You never know how someone will touch your life — just ask Steve Walker, a retired RCMP officer and now the national president of the RCMP Veterans’ Association. He has amassed nearly 40 years of service to the RCMP along the way.
Walker came from Buchans, which could be considered a hotbed of youth drawn to police work due in part, Walker says, to the many great RCMP officers who served the community over the years.
“There have been a lot of RCMP and RNC officers from Buchans. It had a lot to do with the interaction of the members with the children in the area,’’ Walker said.
“They coached us kids in hockey, in softball, and served as role models for us. The one whom I credit the most as being that role model was Const.
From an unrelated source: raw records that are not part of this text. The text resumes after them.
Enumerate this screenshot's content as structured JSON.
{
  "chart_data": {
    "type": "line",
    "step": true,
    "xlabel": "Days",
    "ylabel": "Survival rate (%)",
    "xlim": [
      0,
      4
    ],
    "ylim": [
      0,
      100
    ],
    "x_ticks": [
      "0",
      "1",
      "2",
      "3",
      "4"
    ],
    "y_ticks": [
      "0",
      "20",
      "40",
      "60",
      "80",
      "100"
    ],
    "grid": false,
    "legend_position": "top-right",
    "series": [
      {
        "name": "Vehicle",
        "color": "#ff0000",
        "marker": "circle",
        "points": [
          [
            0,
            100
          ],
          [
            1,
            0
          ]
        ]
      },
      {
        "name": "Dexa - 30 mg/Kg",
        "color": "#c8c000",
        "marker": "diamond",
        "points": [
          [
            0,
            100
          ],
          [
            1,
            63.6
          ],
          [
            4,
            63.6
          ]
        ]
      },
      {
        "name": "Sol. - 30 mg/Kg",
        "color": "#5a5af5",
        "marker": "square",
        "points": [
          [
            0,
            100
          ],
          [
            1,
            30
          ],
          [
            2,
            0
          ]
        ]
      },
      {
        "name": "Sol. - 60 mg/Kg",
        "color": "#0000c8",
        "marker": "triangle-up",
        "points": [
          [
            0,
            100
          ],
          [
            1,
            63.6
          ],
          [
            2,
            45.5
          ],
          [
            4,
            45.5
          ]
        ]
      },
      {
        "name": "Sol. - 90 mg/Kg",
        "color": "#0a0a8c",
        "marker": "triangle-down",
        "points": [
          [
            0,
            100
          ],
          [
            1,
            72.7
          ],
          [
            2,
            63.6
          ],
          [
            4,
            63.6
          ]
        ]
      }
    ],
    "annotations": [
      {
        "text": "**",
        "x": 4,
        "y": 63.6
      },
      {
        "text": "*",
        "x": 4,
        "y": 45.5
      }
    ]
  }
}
Lee Fraser — originally from Nova Scotia — who got involved in the softball program.’’
After high school, Walker studied at Memorial University prior to joining the RCMP in 1980. He and his wife, Michelle, currently reside in Winnipeg and have two adult daughters. He is a member of the association’s Manitoba division.
Walker said he would have been happy to work in his home province after leaving Depot — his wife is from Newfoundland as well — but over time, that wasn’t to materialize.
Instead, he worked his way through a host of posts and positions in Manitoba prior to retiring.
“The RCMP provided me with a good life, filled with many opportunities." — Steve Walker
He served in “D” Division (Manitoba) in small towns, First Nations and isolated posts, along with stints in organized crime and major crime investigative units.
Walker joined the vets association in 2012.
“The RCMP provided me with a good life, filled with many opportunities,’’ he said.
He spent nearly a year as a secondee to the Ottawa Police Service, and acted as lead investigator and case manager for the investigation into the RCMP pension and insurance plans.
In addition, he testified before Parliament’s public accounts committee, and following the committee hearings all moneys from the pension and insurance plans that were spent questionably were returned.
Through his involvement with the RCMP pension finance oversight, he collaborated on the permanent changes made to reporting and accountability procedures.
Members of the RCMP vets continue to promote activities that are in the best interest of Canada and they constantly communicate and aid regular members of the RCMP.
“I wanted to ensure we modernize the way we do business,’’ he said.
“The younger people now are more technically savvy, and I wanted to make sure we offered that to the membership.”
He is big on advocacy — veterans helping veterans — in addition to communications, where the membership gets a steady stream of reliable information. There is an advocate for this part of the system based in Prince Edward Island. She deals with matters or problems to help get answers and assistance to members from Victoria to St. John’s.
The Newfoundland Labrador division of the RCMP Veterans’ Association was organized in 1977 with 53 former members of the RCMP. The division now has 289 members across the province who work in support of many community and charitable organizations and events.
It also engages in other volunteer projects such as feeding the homeless and participates in the N.L. Police and Peace Officers Memorial Association.
Walker’s one-year term is up in June and he plans to re-offer as president.
Walker hopes he will be fortunate enough to regain the position so he can continue helping retired members of the RCMP Veterans’ Association in addition to serving on a host of advisory committees.
“I do sit on a lot of committees with the RCMP. I want to expand the advocacy programs. I am fairly busy each day, dealing with eight-10 emails,’’ he said
“It is my hope to be voted back in, so I can continue to be active.”